For you hungry, dying to get published, determined sorts out there I asked a friend of mine from High Hill Press a few questions. Her name is Louella Turner, and besides being the owner and editor-in-chief of a growing small press, she is also one pretty sharp cookie. High Hill and its imprints are not vanity presses, and Ms. Lou has several authors in her fleet who’ve seen their New York published books on the store shelves. She knows her stuff, and is great to work with. I promise you that her answers are worth reading, even if I didn’t have the sense to know what to ask her.
1) Tell me a bit about your independent publishing company, High Hill Press and its imprint, Cactus Country.
High Hill was actually started as a small business to give my husband something to do after he retired as a Ford Motor Company exec. Now he spends his days on the golf course, and I spend mine reading manuscripts. But I think I’m getting the better deal. I love the business. And it’s growing larger than I ever imagined it would. Cactus Country came about when a good friend of mine, Dusty Richards, said we needed to do Westerns. Dusty has sold 110 books in his 30 year writing career, published by New York presses. But there used to be 26 commercial publishing companies in New York buying Westerns, now there are 4. So that kind of tells the whole story. Authors needed a place to publish their work.
2) Were you always interested in books?
I started reading before I went to school because of my grandpa. I lived with my elderly grandparents between the age of 5 and 12. Grandpa said, “You can see the world in the pages of a good book.” He filled a bookcase in my room with books he bought at auctions or garage sales and we read most of them together on the front porch of their little house under the glare of a yellow bug light. The only new book he ever bought was To Kill a Mockingbird. We read it and discussed it and I read it to my neighbor, a black woman with the most wonderful name, Grace Wonder. Grace has ended up as a character in many of my own stories.

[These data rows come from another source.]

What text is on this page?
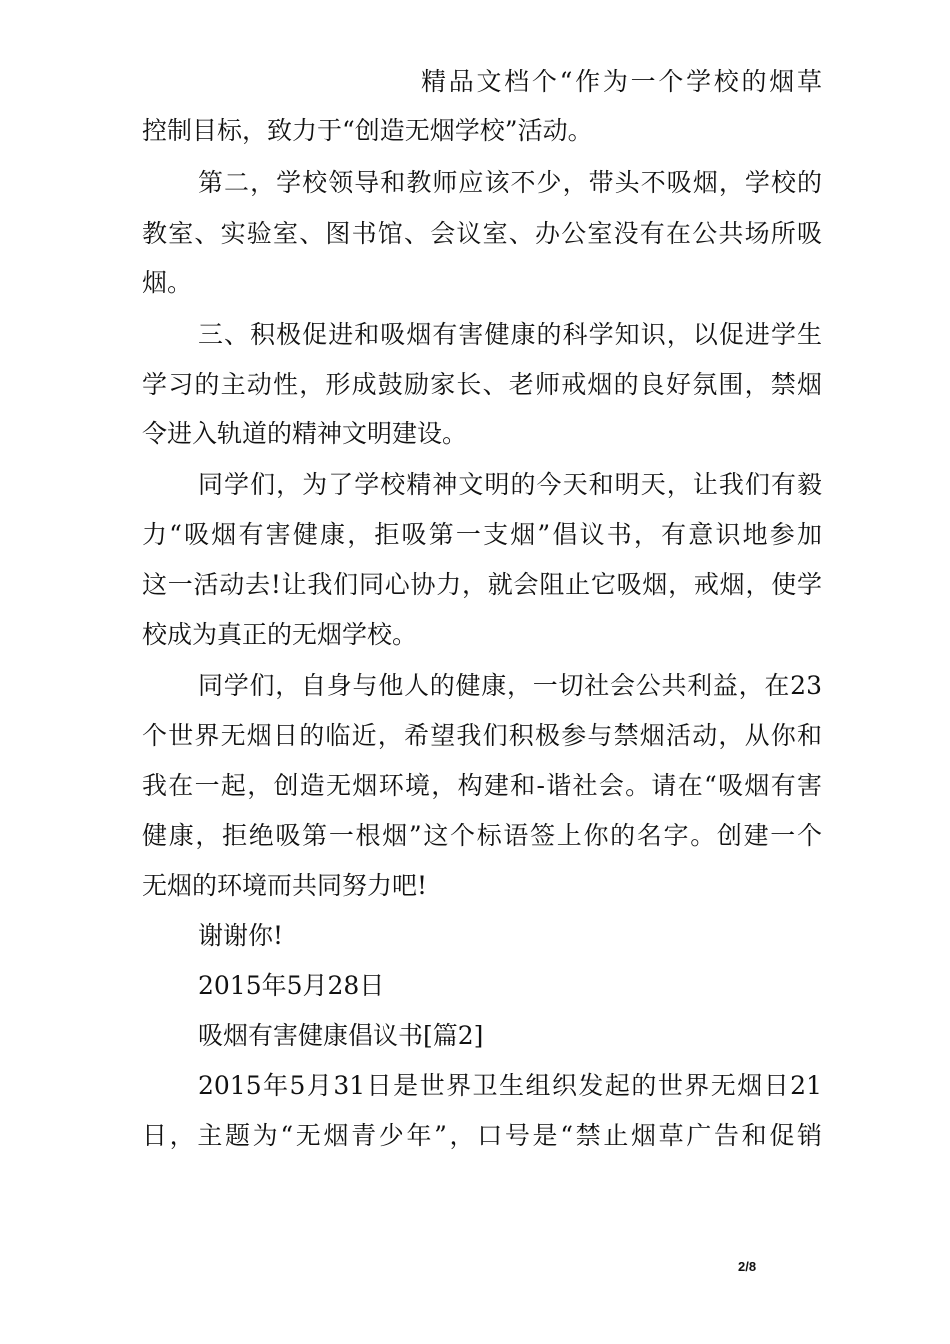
精品文档个“作为一个学校的烟草
控制目标，致力于“创造无烟学校”活动。
第二，学校领导和教师应该不少，带头不吸烟，学校的
教室、实验室、图书馆、会议室、办公室没有在公共场所吸
烟。
三、积极促进和吸烟有害健康的科学知识，以促进学生
学习的主动性，形成鼓励家长、老师戒烟的良好氛围，禁烟
令进入轨道的精神文明建设。
同学们，为了学校精神文明的今天和明天，让我们有毅
力“吸烟有害健康，拒吸第一支烟”倡议书，有意识地参加
这一活动去!让我们同心协力，就会阻止它吸烟，戒烟，使学
校成为真正的无烟学校。
同学们，自身与他人的健康，一切社会公共利益，在23
个世界无烟日的临近，希望我们积极参与禁烟活动，从你和
我在一起，创造无烟环境，构建和-谐社会。请在“吸烟有害
健康，拒绝吸第一根烟”这个标语签上你的名字。创建一个
无烟的环境而共同努力吧!
谢谢你!
2015年5月28日
吸烟有害健康倡议书[篇2]
2015年5月31日是世界卫生组织发起的世界无烟日21
日，主题为“无烟青少年”，口号是“禁止烟草广告和促销
2/8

3) Name the two most important things that make you want to publish someone’s book.
I love a great voice and wonderful prose. A writer can make some grammar and punctuation mistakes if they’ve got a great voice and tell a great story in a visual way. The craft can be fixed, voice can’t be created.

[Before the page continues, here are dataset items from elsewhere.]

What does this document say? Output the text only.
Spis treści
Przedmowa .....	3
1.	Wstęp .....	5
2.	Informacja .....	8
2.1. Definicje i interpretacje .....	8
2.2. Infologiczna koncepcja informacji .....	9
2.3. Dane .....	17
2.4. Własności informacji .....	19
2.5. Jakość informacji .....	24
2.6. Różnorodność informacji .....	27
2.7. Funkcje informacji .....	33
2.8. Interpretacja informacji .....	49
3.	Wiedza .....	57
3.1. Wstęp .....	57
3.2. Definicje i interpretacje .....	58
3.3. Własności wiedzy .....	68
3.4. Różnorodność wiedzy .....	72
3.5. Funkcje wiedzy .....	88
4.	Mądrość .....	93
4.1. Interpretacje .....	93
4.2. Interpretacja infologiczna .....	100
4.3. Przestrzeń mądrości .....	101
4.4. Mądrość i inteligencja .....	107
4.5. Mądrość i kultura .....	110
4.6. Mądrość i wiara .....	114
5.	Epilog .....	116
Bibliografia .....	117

4) Excluding historical romances, why aren’t there more female authors writing or selling Westerns to the NY publishing houses?
There aren’t as many female authors out there writing Westerns. I’ve not found that many anyway. It’s probably because most women just automatically think it’s a man’s genre and they don’t try. The ones I do find are wonderful writers with as much knowledge about the Old West as the men have. And don’t be fooled by the historical romance tag. I’ve read some of those historical romances, and those books are no different than what the men are writing. Jodi Thomas can write a western. But because she’s a woman, they have to put that romance tag on it. I tried to sell a western in New York and was told that I’d have to use a man’s name because I used a man as my main character (his point of view) and publishers didn’t want a woman writing a man’s story. I didn’t like my female characters and didn’t want them telling my story. It had to be told by a man.
5) What sets apart the Westerns that Cactus Country will bring to the bookshelves from what the New York publishing houses have offered for the last fifty years?
We’re just continuing what New York started and then began dropping. Good Western stories with great characters and beautiful language. We’ll also do some short shoot ‘em up books, but we’re always looking for good stories and great writing.
6) What’s your favorite Western movie?
The Searchers. And only because I love John Wayne and I studied it when I studied screen writing. The movie follows the screenplay so well, and it made me realize how deliberate each line of dialogue and each scene had to be. It’s amazing to sit and watch a movie with the screen play in front of you. And True Grit is another of my favorite because it was so outrageous and so full of eccentric characters.
7) Why don’t Western novels sell like they did twenty years ago? Is it simply a matter of a new generation’s tastes, or is there something the matter with what is being offered for the current crop of readers?
That’s a tough one. I think it’s a little of both. Most young people would rather read about vampires and comic book characters than about the old west. Even contemporary westerns are a tough sell to anyone under 40. But there are still a lot of baby boomers out there who want to read a good old-fashioned western. And there are still a lot of good western writers that can give them the book they want, but the heads in New York think that we all want vampires and comic book characters. Or books about politics. There are a zillion books about politics printed every year and I honestly don’t have one single friend who reads them. I have no idea how New York works anymore. And I don’t think they do either. Small press is trying hard to give readers the books they want, but most of us are understaffed and underfunded, so it’s a slow process. I truly believe that the western will come back in a big way, because after all, they’re adventure books, and everyone loves adventure.
8) A small press? What are you crazy?
I know. I tell everyone that if I’d known how hard this was going to be I’d have taken up ballet instead. It would have been a lot easier to fit my butt into a tutu and learn how to dance.
So, there you have it straight from the horse’s, or rather the editor’s mouth.